Aunt insisted there was no one in the house except her son. Then the Germans went to the yard and pulled the Minin couple out of the haystack. The German officer immediately ordered to lock their hosts in the house and set it on fire. Our whole family: my mother, grandfather, grandmother, and I, as well as neighbors, begged the Germans to spare Aunt and her son. We cried, or rather wailed. The Germans relented, but the Minin couple was taken away. I never saw them again...

The adults were shot by the Germans, and since the parents held their children by the hands, the children could fall alive into the pits. It rained, and water mixed with the blood of these unfortunate people stood in the pits. After the burial, the pits breathed for a long time; apparently, there were living people there.”

Before the war, a young, pretty Jewish teacher of German was sent to our school. I don’t remember her surname, but her name was Tsilei Kievna. When the Germans came, they took her as a translator. The German commandant saved her from execution. But this became known, and he was sent to the front as punishment, and the teacher was shot near the collective farm workshops. Her last words were: ‘Goodbye, they are taking me to be shot.’

In the early 1960s, a monument was erected at the site of the shooting of members of the Jewish community on October 7, 1941, in the Beliy Ruchey tract. In 1995 and 2005, major repairs were carried out at the memorial.

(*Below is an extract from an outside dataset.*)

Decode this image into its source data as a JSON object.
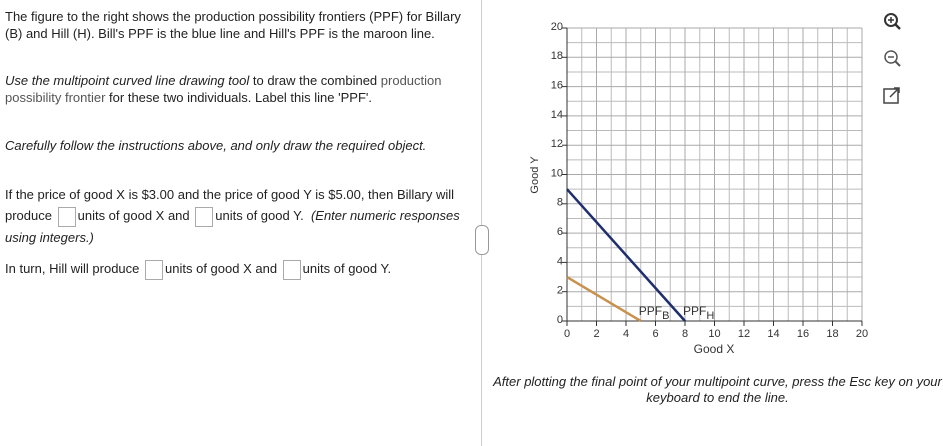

In 2005, the names of the dead were engraved on memorial plaques installed on the “Mourning Mother” monument and published in the book “Memory. Historical and Documentary Chronicle of the Goretsky District” (1996) and the book “Goretsky Jewish Community: Pages of History” (2009).

In Jerusalem, at the Yad Vashem Memorial Museum in the “Valley of Communities,” among the names of cities where the extermination of Jews took place during the Holocaust, one can read in Hebrew and English — “Gorki” and “Gory.”